US rail regulators today rejected Canadian National's (CN) $33.6bn plan to buy US railroad Kansas City Southern (KCS) through a voting trust, potentially torpedoing the plan to form a railroad stretching from Canada to Mexico.

KCS agreed to CN's purchase proposal on 21 May, bypassing an earlier $29bn offer made by Canadian Pacific (CP). CP on 10 August made a $31bn counteroffer but KCS rejected the proposal.

KCS shareholders are scheduled to vote on CN's $33.6bn offer on 3 September. That vote was rescheduled from earlier so that KCS shareholders would have time to review the US Surface Transportation Board's (STB) decision on the trust.

But STB said today that CN had not shown that its use of a voting trust would have public benefits.

"There are public interest risks to competition and divestiture associated with the use of a voting trust," the STB said. Merger rules require railroads to "affirmatively" demonstrate that the use of a voting trust is consistent with the public interest.

STB said its review took a broad view of the public interest risks, such as competition, federal rail transportation policy and divestiture. CN's applications focused more on the financial risks associated with divestiture if the deal fails, STB said.

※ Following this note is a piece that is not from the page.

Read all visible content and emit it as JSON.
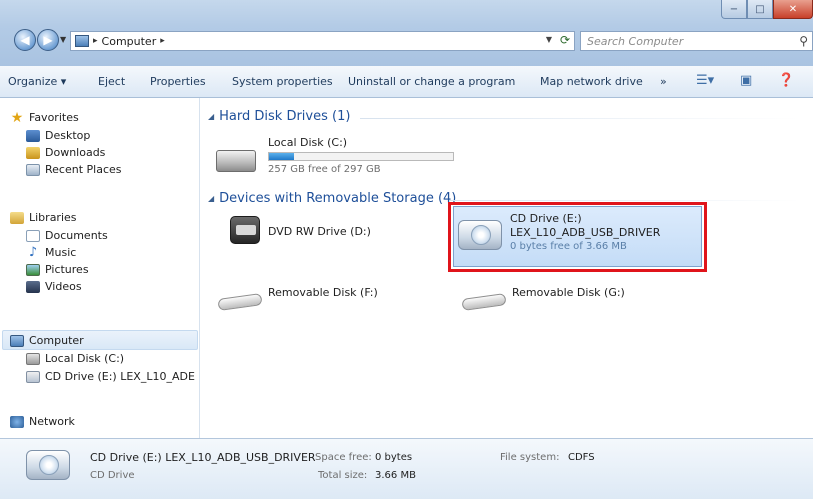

Under the trust, CN would have shared in KCS profits. But "antitrust regulators have long recognized that the sort of financial interest that CN would have in KCS is sufficient to alter a firm's incentive to compete vigorously," STB said.

Competitor CP has previously said that STB's rejection of a CN voting trust plan would open the way for it to again offer to buy KCS. STB previously approved CP's use of a voting trust, which was reviewed under pre-2001 merger rules. But a CP-KCS merger differs from a CN deal because CP and KCS do not overlap, reducing competitive concerns.

The CN trust application was reviewed under STB merger rules implemented in 2001. CN agreed to use the new merger rules in its application.

The agency revised the pre-2001 rules after it determined older regulations were "outdated and inadequate to address future major rail merger proposals," STB said.

The untested rules put more of a focus on applicants and placed a "greater emphasis in the public interest assessment on enhancing competition while ensuring a stable and balanced rail transportation system," STB said." Prior rules were more focused on addressing rail capacity, which the agency decided in 2001 was no longer necessary.